Questions fréquentes

Pourquoi le CPM Facebook est-il aussi bas en janvier ? +
Après le Black Friday et les fêtes, la majorité des annonceurs coupent leurs budgets publicitaires. L'espace disponible sur la plateforme augmente, les enchères baissent mécaniquement. J7 Media a mesuré une baisse de 45 % au Canada et 72 % en France sur les quinze premiers jours de janvier 2021 par rapport à décembre. Cette fenêtre dure rarement plus de trois à quatre semaines avant que les budgets reviennent progressivement.
Facebook Ads Q1 : est-ce vraiment le bon moment pour tester ses campagnes ? +
Oui, avec une réserve. Le CPM bas réduit le coût d'apprentissage de chaque test. Mais en 2021, l'arrivée d'iOS 14 a introduit un biais dans les données d'attribution. Les résultats des tests étaient moins lisibles qu'en temps normal. La recommandation de J7 Media : tester quand même, mais valider avec des conversion lift tests plutôt qu'avec les seules données du gestionnaire de publicité.
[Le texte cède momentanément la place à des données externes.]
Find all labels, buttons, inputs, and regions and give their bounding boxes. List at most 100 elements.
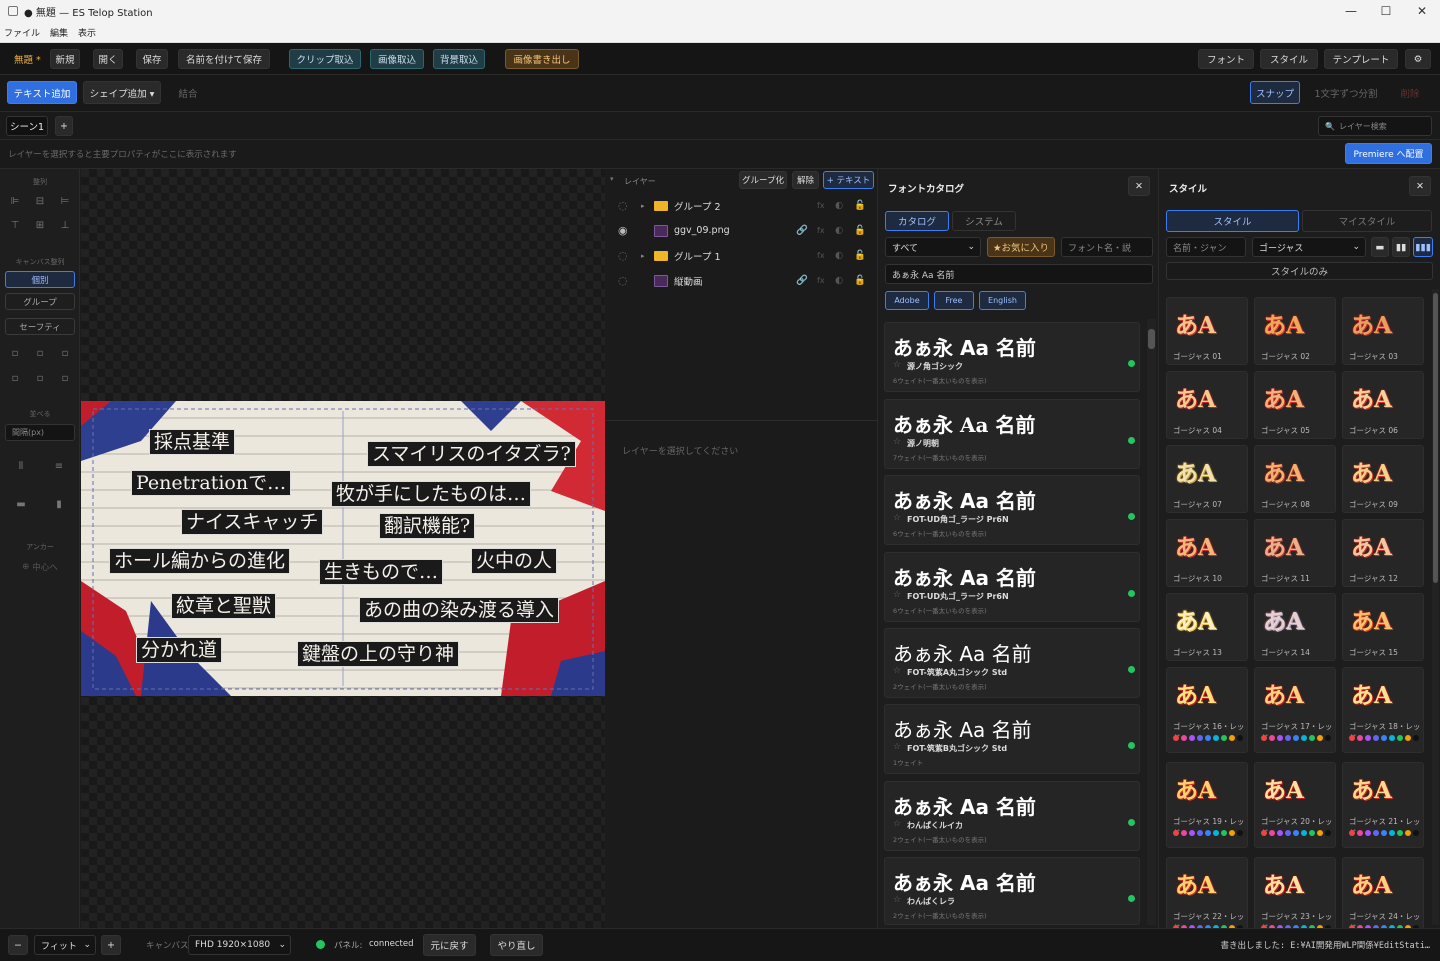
blend-icon[interactable]: ◐ (835, 275, 843, 286)
style-tile[interactable]: あA ゴージャス 09 (1342, 445, 1424, 513)
color-swatch-icon[interactable] (1349, 830, 1355, 836)
canvas-align-left-icon[interactable]: ▫ (8, 347, 22, 359)
add-shape-dropdown[interactable]: シェイプ追加 ▾ (83, 81, 161, 104)
favorites-button[interactable]: ★お気に入り (987, 237, 1055, 257)
redo-button[interactable]: やり直し (490, 934, 543, 956)
individual-toggle[interactable]: 個別 (5, 271, 75, 288)
star-icon[interactable]: ☆ (893, 590, 901, 600)
star-icon[interactable]: ☆ (893, 513, 901, 523)
fx-icon[interactable]: fx (817, 201, 825, 210)
layer-name[interactable]: グループ 2 (674, 199, 721, 213)
layer-row[interactable]: ◌ 縦動画 🔗 fx ◐ 🔓 (606, 268, 878, 293)
anchor-center-button[interactable]: ⊕ 中心へ (5, 558, 75, 575)
telop-text[interactable]: 鍵盤の上の守り神 (297, 641, 460, 667)
safety-toggle[interactable]: セーフティ (5, 318, 75, 335)
add-text-button[interactable]: テキスト追加 (7, 81, 77, 104)
color-swatch-icon[interactable] (1205, 830, 1211, 836)
telop-text[interactable]: 牧が手にしたものは… (331, 481, 532, 507)
telop-text[interactable]: 翻訳機能? (379, 513, 476, 539)
align-left-icon[interactable]: ⊫ (8, 195, 22, 207)
color-swatch-icon[interactable] (1397, 830, 1403, 836)
lock-icon[interactable]: 🔓 (854, 250, 866, 261)
telop-text[interactable]: ナイスキャッチ (181, 509, 324, 535)
color-swatch-icon[interactable] (1229, 830, 1235, 836)
layer-name[interactable]: ggv_09.png (674, 225, 730, 236)
star-icon[interactable]: ☆ (893, 360, 901, 370)
color-swatch-icon[interactable] (1317, 830, 1323, 836)
snap-toggle[interactable]: スナップ (1250, 81, 1300, 104)
layer-search-input[interactable]: 🔍 レイヤー検索 (1318, 116, 1432, 136)
style-tile[interactable]: あA ゴージャス 11 (1254, 519, 1336, 587)
font-card[interactable]: あぁ永 Aa 名前 ☆ FOT-UD角ゴ_ラージ Pr6N 6ウェイト(一番太いものを… (884, 475, 1140, 545)
canvas-align-bottom-icon[interactable]: ▫ (58, 372, 72, 384)
tag-free[interactable]: Free (934, 291, 974, 310)
style-tile[interactable]: あAゴージャス 20・レッド (1254, 762, 1336, 848)
style-tile[interactable]: あA ゴージャス 08 (1254, 445, 1336, 513)
tab-system[interactable]: システム (952, 211, 1016, 231)
color-swatch-icon[interactable] (1197, 830, 1203, 836)
visible-eye-icon[interactable]: ◉ (618, 224, 628, 237)
color-swatch-icon[interactable] (1221, 735, 1227, 741)
color-swatch-icon[interactable] (1213, 830, 1219, 836)
fx-icon[interactable]: fx (817, 226, 825, 235)
style-tile[interactable]: あA ゴージャス 06 (1342, 371, 1424, 439)
style-tile[interactable]: あA ゴージャス 13 (1166, 593, 1248, 661)
collapse-icon[interactable]: ▾ (610, 175, 614, 183)
color-swatch-icon[interactable] (1285, 830, 1291, 836)
open-button[interactable]: 開く (93, 49, 123, 69)
close-icon[interactable]: ✕ (1128, 176, 1150, 196)
zoom-select[interactable]: フィット ⌄ (34, 935, 96, 955)
canvas-area[interactable]: 採点基準 スマイリスのイタズラ? Penetrationで… 牧が手にしたものは… (81, 169, 605, 928)
save-button[interactable]: 保存 (136, 49, 168, 69)
style-tile[interactable]: あA ゴージャス 03 (1342, 297, 1424, 365)
minimize-button[interactable]: — (1333, 0, 1369, 22)
color-swatch-icon[interactable] (1293, 735, 1299, 741)
telop-text[interactable]: スマイリスのイタズラ? (367, 441, 576, 467)
artboard[interactable]: 採点基準 スマイリスのイタズラ? Penetrationで… 牧が手にしたものは… (81, 401, 605, 696)
image-import-button[interactable]: 画像取込 (370, 49, 424, 69)
color-swatch-icon[interactable] (1261, 735, 1267, 741)
align-center-h-icon[interactable]: ⊟ (33, 195, 47, 207)
font-card[interactable]: あぁ永 Aa 名前 ☆ 源ノ角ゴシック 6ウェイト(一番太いものを表示) (884, 322, 1140, 392)
color-swatch-icon[interactable] (1381, 830, 1387, 836)
color-swatch-icon[interactable] (1189, 735, 1195, 741)
color-swatch-icon[interactable] (1181, 735, 1187, 741)
stack-h-icon[interactable]: ▬ (14, 498, 28, 510)
color-swatch-icon[interactable] (1277, 830, 1283, 836)
align-top-icon[interactable]: ⊤ (8, 219, 22, 231)
style-tile[interactable]: あA ゴージャス 15 (1342, 593, 1424, 661)
canvas-align-middle-icon[interactable]: ▫ (33, 372, 47, 384)
color-swatch-icon[interactable] (1405, 830, 1411, 836)
color-swatch-icon[interactable] (1197, 735, 1203, 741)
color-swatch-icon[interactable] (1237, 735, 1243, 741)
clip-import-button[interactable]: クリップ取込 (289, 49, 361, 69)
two-column-view-icon[interactable]: ▮▮ (1392, 237, 1410, 257)
genre-select[interactable]: ゴージャス ⌄ (1252, 237, 1366, 257)
expand-arrow-icon[interactable]: ▸ (641, 252, 645, 260)
scrollbar-thumb[interactable] (1148, 329, 1155, 349)
link-icon[interactable]: 🔗 (796, 225, 808, 236)
layer-name[interactable]: グループ 1 (674, 249, 721, 263)
color-swatch-icon[interactable] (1349, 735, 1355, 741)
telop-text[interactable]: 紋章と聖獣 (171, 593, 277, 619)
color-swatch-icon[interactable] (1301, 735, 1307, 741)
menu-edit[interactable]: 編集 (50, 26, 68, 39)
tab-my-style[interactable]: マイスタイル (1302, 210, 1432, 232)
style-tile[interactable]: あAゴージャス 17・レッド (1254, 667, 1336, 753)
font-button[interactable]: フォント (1198, 49, 1254, 69)
telop-text[interactable]: ホール編からの進化 (109, 548, 291, 574)
bg-import-button[interactable]: 背景取込 (433, 49, 485, 69)
canvas-size-select[interactable]: FHD 1920×1080 ⌄ (188, 935, 291, 955)
close-window-button[interactable]: ✕ (1404, 0, 1440, 22)
style-tile[interactable]: あAゴージャス 19・レッド (1166, 762, 1248, 848)
panel-divider[interactable] (606, 420, 878, 421)
font-card[interactable]: あぁ永 Aa 名前 ☆ FOT-筑紫B丸ゴシック Std 1ウェイト (884, 704, 1140, 774)
canvas-align-right-icon[interactable]: ▫ (58, 347, 72, 359)
hidden-eye-icon[interactable]: ◌ (618, 274, 628, 287)
menu-file[interactable]: ファイル (4, 26, 40, 39)
color-swatch-icon[interactable] (1373, 735, 1379, 741)
color-swatch-icon[interactable] (1413, 735, 1419, 741)
color-swatch-icon[interactable] (1221, 830, 1227, 836)
color-swatch-icon[interactable] (1405, 735, 1411, 741)
color-swatch-icon[interactable] (1357, 735, 1363, 741)
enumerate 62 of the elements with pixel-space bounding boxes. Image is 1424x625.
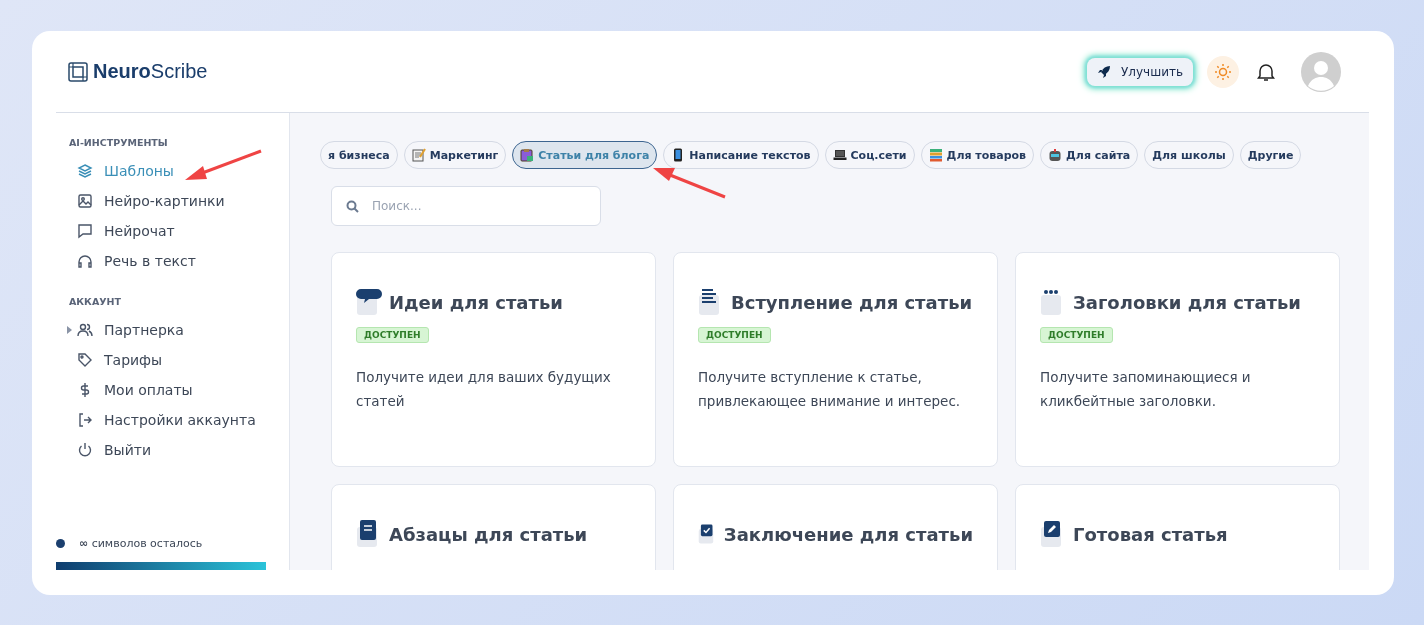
category-chip[interactable]: Написание текстов — [663, 141, 819, 169]
card-description: Получите идеи для ваших будущих статей — [356, 368, 612, 411]
template-card[interactable]: Заголовки для статьи ДОСТУПЕН Получите запоминающиеся и кликбейтные заголовки. — [1015, 252, 1340, 467]
books-icon — [928, 148, 943, 162]
users-icon — [77, 322, 93, 338]
status-badge: ДОСТУПЕН — [356, 327, 429, 343]
card-description: Получите запоминающиеся и кликбейтные заголовки. — [1040, 368, 1252, 411]
status-dot — [56, 539, 65, 548]
sidebar-item[interactable]: Выйти — [56, 435, 289, 465]
speech-bubble-icon — [356, 287, 382, 317]
card-title: Заголовки для статьи — [1073, 291, 1301, 313]
card-title: Вступление для статьи — [731, 291, 973, 313]
card-title: Идеи для статьи — [389, 291, 563, 313]
category-chip[interactable]: Для сайта — [1040, 141, 1139, 169]
sidebar-item[interactable]: Нейрочат — [56, 216, 289, 246]
logout-icon — [77, 412, 93, 428]
chat-bubble-icon — [77, 223, 93, 239]
category-chip[interactable]: я бизнеса — [320, 141, 398, 169]
bell-icon — [1257, 61, 1275, 82]
template-card[interactable]: Готовая статья — [1015, 484, 1340, 570]
section-heading: АККАУНТ — [69, 296, 122, 307]
sidebar-item[interactable]: Настройки аккаунта — [56, 405, 289, 435]
layers-icon — [77, 163, 93, 179]
sidebar-item[interactable]: Мои оплаты — [56, 375, 289, 405]
sidebar-item[interactable]: Тарифы — [56, 345, 289, 375]
brand-name: NeuroScribe — [93, 60, 208, 83]
laptop-icon — [832, 148, 847, 162]
sidebar-item[interactable]: Нейро-картинки — [56, 186, 289, 216]
section-heading: AI-ИНСТРУМЕНТЫ — [69, 137, 169, 148]
card-title: Готовая статья — [1073, 523, 1228, 545]
category-chip[interactable]: Для товаров — [920, 141, 1035, 169]
headphones-icon — [77, 253, 93, 269]
category-chip[interactable]: Соц.сети — [824, 141, 915, 169]
card-description: Получите вступление к статье, привлекающее внимание и интерес. — [698, 368, 962, 411]
robot-icon — [1048, 148, 1063, 162]
status-badge: ДОСТУПЕН — [1040, 327, 1113, 343]
category-chip[interactable]: Другие — [1239, 141, 1302, 169]
template-card[interactable]: Идеи для статьи ДОСТУПЕН Получите идеи для ваших будущих статей — [331, 252, 656, 467]
template-card[interactable]: Вступление для статьи ДОСТУПЕН Получите вступление к статье, привлекающее внимание и интерес. — [673, 252, 998, 467]
sidebar-item[interactable]: Речь в текст — [56, 246, 289, 276]
image-icon — [77, 193, 93, 209]
status-badge: ДОСТУПЕН — [698, 327, 771, 343]
avatar[interactable] — [1301, 51, 1341, 92]
card-title: Заключение для статьи — [723, 523, 973, 545]
search-field[interactable]: Поиск... — [331, 186, 601, 226]
power-icon — [77, 442, 93, 458]
category-chip[interactable]: Для школы — [1144, 141, 1234, 169]
card-title: Абзацы для статьи — [389, 523, 588, 545]
sidebar-item[interactable]: Шаблоны — [56, 156, 289, 186]
sun-icon — [1214, 62, 1232, 81]
template-card[interactable]: Абзацы для статьи — [331, 484, 656, 570]
rocket-icon — [1097, 64, 1111, 79]
category-chip[interactable]: Маркетинг — [403, 141, 507, 169]
template-card[interactable]: Заключение для статьи — [673, 484, 998, 570]
credits-remaining: ∞ символов осталось — [79, 537, 203, 550]
clipboard-icon — [520, 148, 535, 162]
sidebar-item[interactable]: Партнерка — [56, 315, 289, 345]
upgrade-button[interactable]: Улучшить — [1087, 57, 1193, 86]
logo-icon — [68, 61, 88, 82]
memo-icon — [411, 148, 426, 162]
theme-toggle-button[interactable] — [1207, 55, 1239, 88]
tag-icon — [77, 352, 93, 368]
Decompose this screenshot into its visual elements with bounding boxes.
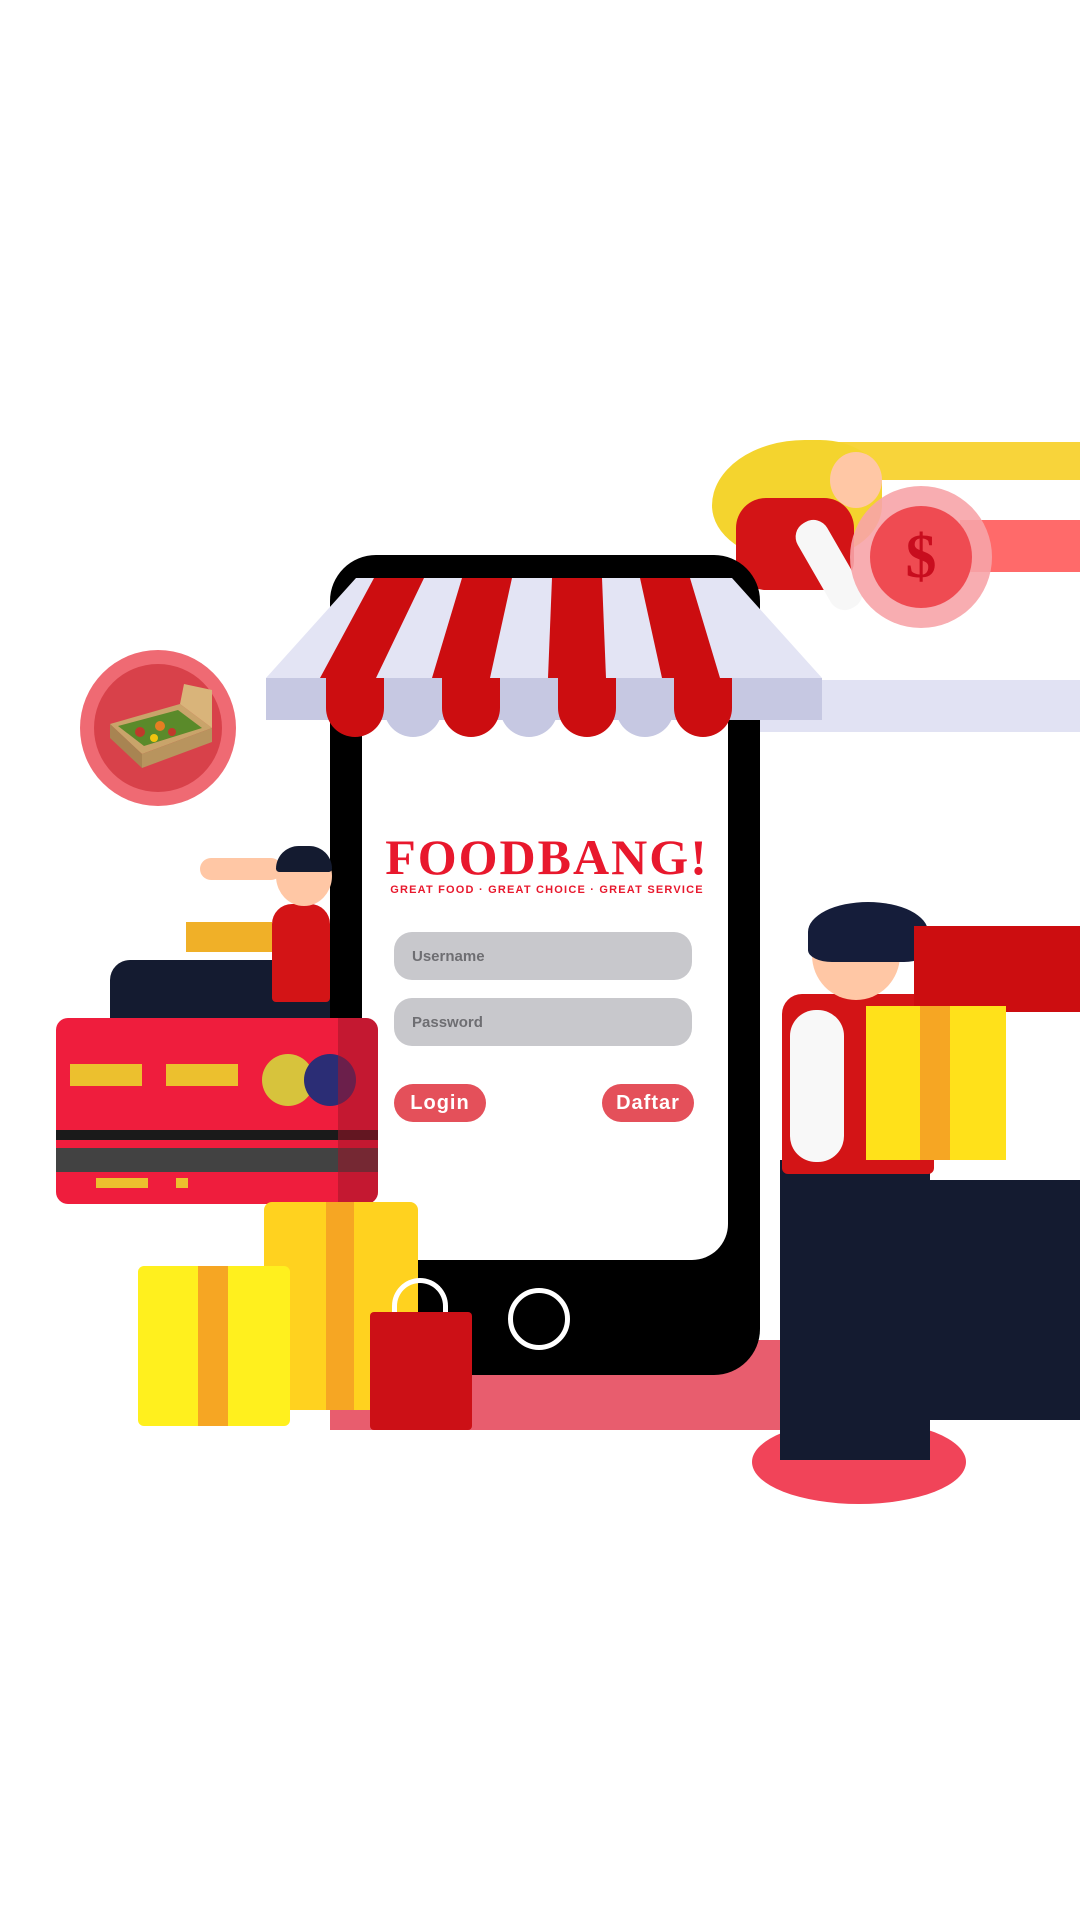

C'est quoi un conversion lift test sur Facebook ? +
Un conversion lift test divise votre audience en deux groupes : un groupe test qui voit vos publicités, et un groupe témoin qui ne voit rien. Facebook mesure ensuite la différence de conversion entre les deux. Cela permet de savoir si vos campagnes génèrent vraiment des ventes supplémentaires, ou si ces conversions se seraient produites de toute façon. C'est particulièrement utile en période de tracking dégradé, comme après iOS 14. C'est aussi un prérequis pour obtenir une étude de cas officielle sur le site de Facebook.
Faut-il faire des promotions en dehors du Black Friday pour un e-commerce ? +
C'est la position de J7 Media : oui, à chaque mois idéalement. Saint-Valentin, Pâques, anniversaire de la boutique... L'idée est de coller chaque opération à une date mémorable, ce qui augmente l'efficacité de la campagne. Et une promotion ne signifie pas forcément un rabais - livraison gratuite, cadeau inclus à partir d'un certain montant, bundle exclusif - autant de façons d'augmenter la valeur perçue sans toucher au prix.
Qu'est-ce que le server-to-server tracking et pourquoi c'est urgent à préparer ? +
Le tracking server-to-server, ou Conversion API sur Facebook, consiste à envoyer les données de conversion depuis votre serveur directement vers Facebook, sans passer par le navigateur de l'utilisateur. Avec la fin annoncée des cookies tiers et les restrictions d'iOS, le pixel classique va progressivement perdre en fiabilité. En 2021, J7 Media estimait que d'ici fin 2021 à mi-2023 au plus tard, le tracking via navigateur ne suffirait plus. Les annonceurs qui ne s'y préparent pas risquent de perdre la visibilité sur leurs conversions.
Les certifications Facebook Ads valent-elles vraiment la peine ? +
Selon J7 Media, oui - à condition de se préparer sérieusement. Leurs propres employés les ont trouvées difficiles malgré une expérience terrain solide. Les certifications Media Buying, Media Planning et Marketing Associate couvrent des fonctionnalités souvent ignorées dans la pratique quotidienne. Pour une agence ou un freelance, elles signalent aussi un niveau de rigueur dans un secteur sans barrière formelle à l'entrée.